Meyer has known Mehlhaff for eight years, working out together when Meyer was at Hartland Arrowhead and Mehlhaff had been drafted by the New Orleans Saints. Studying film together in the offseason, Mehlhaff has worked with Meyer on cleaning up his hands to catch the ball cleaner and go through the entire punting process smoother.
“That will set you up for a great job, which is the key to punting,” said Meyer. “We’re looking back at ways that I can improve my hands and get a better drop. We talked about getting after it every day. Whether it’s extra stretching in the weight room, taking extra reps or drops, Taylor has a huge work-first mindset. We try to be lunch-pail guys as we come out to work every day and try to get better.”
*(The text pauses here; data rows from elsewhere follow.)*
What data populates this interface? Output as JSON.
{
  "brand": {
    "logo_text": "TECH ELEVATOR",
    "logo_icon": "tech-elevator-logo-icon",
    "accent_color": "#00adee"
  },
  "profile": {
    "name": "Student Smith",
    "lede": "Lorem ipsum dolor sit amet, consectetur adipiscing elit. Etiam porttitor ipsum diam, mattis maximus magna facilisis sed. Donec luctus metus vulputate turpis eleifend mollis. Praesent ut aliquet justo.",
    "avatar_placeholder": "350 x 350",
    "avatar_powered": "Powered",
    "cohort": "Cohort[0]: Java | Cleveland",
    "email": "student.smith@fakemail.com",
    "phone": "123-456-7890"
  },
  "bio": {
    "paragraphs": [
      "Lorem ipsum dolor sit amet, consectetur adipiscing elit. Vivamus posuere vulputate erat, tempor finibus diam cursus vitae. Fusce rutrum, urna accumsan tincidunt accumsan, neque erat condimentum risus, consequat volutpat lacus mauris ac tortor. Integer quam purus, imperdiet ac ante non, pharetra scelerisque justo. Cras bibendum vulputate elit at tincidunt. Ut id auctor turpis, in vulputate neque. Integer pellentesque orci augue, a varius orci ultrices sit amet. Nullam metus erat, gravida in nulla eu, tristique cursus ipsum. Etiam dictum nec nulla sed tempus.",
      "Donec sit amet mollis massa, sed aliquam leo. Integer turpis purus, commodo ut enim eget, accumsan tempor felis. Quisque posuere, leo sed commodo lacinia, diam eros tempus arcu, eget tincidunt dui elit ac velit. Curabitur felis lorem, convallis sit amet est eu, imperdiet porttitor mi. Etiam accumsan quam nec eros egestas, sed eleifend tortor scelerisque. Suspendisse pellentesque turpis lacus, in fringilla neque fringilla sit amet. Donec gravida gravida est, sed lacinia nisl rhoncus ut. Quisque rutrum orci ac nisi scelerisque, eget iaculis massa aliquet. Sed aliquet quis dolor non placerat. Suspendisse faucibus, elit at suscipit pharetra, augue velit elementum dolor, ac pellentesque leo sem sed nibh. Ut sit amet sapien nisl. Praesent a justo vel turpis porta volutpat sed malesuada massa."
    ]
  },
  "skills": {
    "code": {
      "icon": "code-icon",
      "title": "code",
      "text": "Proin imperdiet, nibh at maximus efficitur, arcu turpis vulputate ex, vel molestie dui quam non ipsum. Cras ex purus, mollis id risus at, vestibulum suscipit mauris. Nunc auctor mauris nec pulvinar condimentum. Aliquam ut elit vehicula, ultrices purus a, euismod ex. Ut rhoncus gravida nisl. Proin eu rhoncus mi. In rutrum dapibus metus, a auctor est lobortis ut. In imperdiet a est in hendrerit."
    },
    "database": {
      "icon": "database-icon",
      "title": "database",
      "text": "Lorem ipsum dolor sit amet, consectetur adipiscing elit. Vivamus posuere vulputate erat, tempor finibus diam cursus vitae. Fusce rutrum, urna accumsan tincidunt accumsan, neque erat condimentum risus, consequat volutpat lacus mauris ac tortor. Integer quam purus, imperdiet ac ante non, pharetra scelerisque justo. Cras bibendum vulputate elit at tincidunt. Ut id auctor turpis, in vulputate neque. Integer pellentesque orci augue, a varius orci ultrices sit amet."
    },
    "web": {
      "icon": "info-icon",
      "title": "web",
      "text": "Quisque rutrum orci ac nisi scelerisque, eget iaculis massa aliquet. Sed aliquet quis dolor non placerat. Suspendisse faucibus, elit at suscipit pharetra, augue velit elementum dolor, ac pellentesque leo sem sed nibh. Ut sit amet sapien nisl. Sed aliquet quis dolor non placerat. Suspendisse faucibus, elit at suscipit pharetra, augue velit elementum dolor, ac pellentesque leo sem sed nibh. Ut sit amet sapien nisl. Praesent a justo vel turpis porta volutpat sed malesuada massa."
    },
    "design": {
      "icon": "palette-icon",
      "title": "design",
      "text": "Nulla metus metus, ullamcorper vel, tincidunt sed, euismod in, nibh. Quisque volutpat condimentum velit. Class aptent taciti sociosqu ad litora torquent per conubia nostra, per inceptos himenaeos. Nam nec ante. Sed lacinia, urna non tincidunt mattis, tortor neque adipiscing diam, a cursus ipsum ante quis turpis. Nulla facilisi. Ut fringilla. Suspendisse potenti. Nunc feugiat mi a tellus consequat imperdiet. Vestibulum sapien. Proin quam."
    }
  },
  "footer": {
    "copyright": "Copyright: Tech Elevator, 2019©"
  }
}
Although he hasn’t faced a position battle in camp, Meyer has grinded though each rep like he’s fighting for his job. He has implemented the teaching points from Mehlhaff and spent a good portion of his offseason studying sports psychology to make sure is confidence level stays high. With the opener against No.3 Alabama six days away, the senior feels he’s ready to execute when called on.
“I think he’s had a good approach to it,” said Chryst. “The group of specialists is a good mix of guys, and I think they enjoy working together and helping each other. Unity drives a lot of that, which is really cool. I think he’s maturing as a player, person and athlete.”